Penurunan pertumbuhan KPR ini sejalan dengan tren perlambatan kredit secara umum, yang dipengaruhi oleh tekanan ekonomi global dan penurunan daya beli masyarakat. Survei yang sama juga mencatat bahwa pertumbuhan harga dan penjualan properti residensial pada kuartal I 2025 masih terbatas.

Selama periode April 2024 hingga Mei 2025, jumlah rekening KPR baru yang dibuka mencapai 531 ribu, dengan total realisasi pembiayaan mencapai hampir Rp200 triliun. Sebagian besar, sekitar 85 persen dari jumlah tersebut, merupakan KPR untuk rumah tipe 22 hingga 70.

"OJK secara berkelanjutan mendorong perbankan untuk mendukung program-program yang bertujuan meningkatkan kesejahteraan masyarakat, dengan tetap memprioritaskan prinsip kehati-hatian dan tata kelola yang baik," tegas Dian.
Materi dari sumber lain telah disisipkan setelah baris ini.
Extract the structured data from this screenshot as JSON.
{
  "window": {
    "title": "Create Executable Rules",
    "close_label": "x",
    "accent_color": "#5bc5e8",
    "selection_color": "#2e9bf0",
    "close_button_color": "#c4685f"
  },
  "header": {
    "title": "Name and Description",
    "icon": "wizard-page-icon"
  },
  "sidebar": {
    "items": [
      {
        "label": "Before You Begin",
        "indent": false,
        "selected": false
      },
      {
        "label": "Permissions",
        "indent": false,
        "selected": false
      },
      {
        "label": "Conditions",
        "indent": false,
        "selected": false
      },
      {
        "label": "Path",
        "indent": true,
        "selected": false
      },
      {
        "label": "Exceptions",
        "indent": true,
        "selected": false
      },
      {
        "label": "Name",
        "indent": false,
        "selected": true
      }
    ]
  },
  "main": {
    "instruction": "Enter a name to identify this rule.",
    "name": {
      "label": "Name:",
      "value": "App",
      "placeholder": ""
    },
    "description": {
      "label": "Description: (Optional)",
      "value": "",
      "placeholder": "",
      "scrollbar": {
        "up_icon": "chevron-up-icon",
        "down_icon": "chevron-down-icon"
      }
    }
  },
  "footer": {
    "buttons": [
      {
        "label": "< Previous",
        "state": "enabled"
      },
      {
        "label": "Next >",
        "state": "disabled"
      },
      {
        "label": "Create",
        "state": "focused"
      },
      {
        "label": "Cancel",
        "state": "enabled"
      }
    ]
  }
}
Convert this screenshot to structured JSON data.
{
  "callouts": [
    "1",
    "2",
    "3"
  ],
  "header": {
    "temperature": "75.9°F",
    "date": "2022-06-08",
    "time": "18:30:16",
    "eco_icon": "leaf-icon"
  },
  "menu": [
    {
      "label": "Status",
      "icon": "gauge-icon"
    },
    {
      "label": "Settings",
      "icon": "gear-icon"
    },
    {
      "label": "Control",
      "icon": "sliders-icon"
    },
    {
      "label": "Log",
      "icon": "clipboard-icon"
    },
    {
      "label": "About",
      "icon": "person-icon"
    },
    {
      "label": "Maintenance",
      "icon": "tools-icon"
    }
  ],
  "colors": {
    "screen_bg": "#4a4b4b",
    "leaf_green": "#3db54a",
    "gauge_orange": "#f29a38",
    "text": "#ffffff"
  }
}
Dari sisi kualitas kredit, KPR menunjukkan kondisi yang masih terjaga. Rasio kredit bermasalah (Non-Performing Loan/NPL) pada Maret 2025 tercatat sebesar 2,93 persen, meningkat dari 2,49 persen pada Maret 2024. Namun, angka ini masih berada di bawah ambang batas yang ditetapkan, yaitu 5 persen.
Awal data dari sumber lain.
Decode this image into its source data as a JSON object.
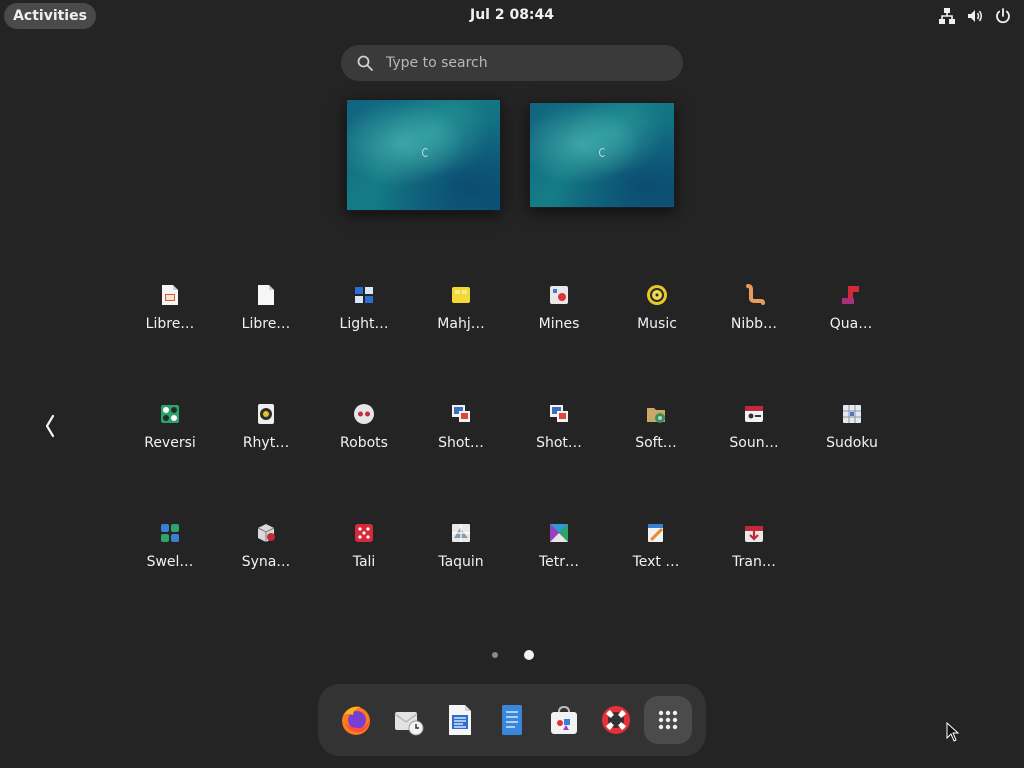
{
  "topbar": {
    "activities_label": "Activities",
    "clock": "Jul 2  08:44",
    "icons": [
      "network-icon",
      "volume-icon",
      "power-icon"
    ]
  },
  "search": {
    "placeholder": "Type to search"
  },
  "app_grid": {
    "rows": [
      [
        "Libre…",
        "Libre…",
        "Light…",
        "Mahj…",
        "Mines",
        "Music",
        "Nibb…",
        "Qua…"
      ],
      [
        "Reversi",
        "Rhyt…",
        "Robots",
        "Shot…",
        "Shot…",
        "Soft…",
        "Soun…",
        "Sudoku"
      ],
      [
        "Swel…",
        "Syna…",
        "Tali",
        "Taquin",
        "Tetr…",
        "Text …",
        "Tran…"
      ]
    ]
  },
  "pagination": {
    "pages": 2,
    "current": 2
  },
  "dash": {
    "items": [
      "firefox-icon",
      "evolution-icon",
      "libreoffice-writer-icon",
      "text-document-icon",
      "software-icon",
      "help-icon",
      "show-apps-icon"
    ]
  },
  "colors": {
    "background": "#242424",
    "search_bg": "#3a3a3a",
    "dash_bg": "#333333",
    "activities_bg": "#4a4a4a"
  }
}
Meskipun demikian, Dian mengingatkan akan pentingnya kewaspadaan terhadap potensi risiko kredit KPR, terutama pada segmen menengah ke bawah. Risiko ini dapat meningkat seiring dengan berlanjutnya pemutusan hubungan kerja (PHK) dan pelemahan daya beli masyarakat.

OJK terus berupaya mendorong pertumbuhan sektor properti dengan tetap memperhatikan kebutuhan masyarakat secara luas, sehingga akses terhadap perumahan yang layak semakin terbuka. Berbagai regulasi telah diterbitkan untuk mendukung pembiayaan perumahan, termasuk pencabutan larangan kredit pengadaan dan pengolahan tanah sejak 1 Januari 2023 melalui POJK No. 27 Tahun 2022 tentang Kewajiban Penyediaan Modal Minimum (POJK KPMM).

Dukungan lain juga diberikan melalui penetapan bobot risiko terendah sebesar 20 persen untuk KPR dalam perhitungan Aset Tertimbang Menurut Risiko (ATMR Kredit). Selain itu, penilaian kualitas KPR kini dapat menggunakan indikator tunggal. Berdasarkan POJK No. 40/POJK.03/2019, aset produktif dengan plafon hingga Rp5 miliar cukup dinilai berdasarkan ketepatan pembayaran pokok dan/atau bunga. Skema ini dapat dimanfaatkan oleh bank untuk produk KPR.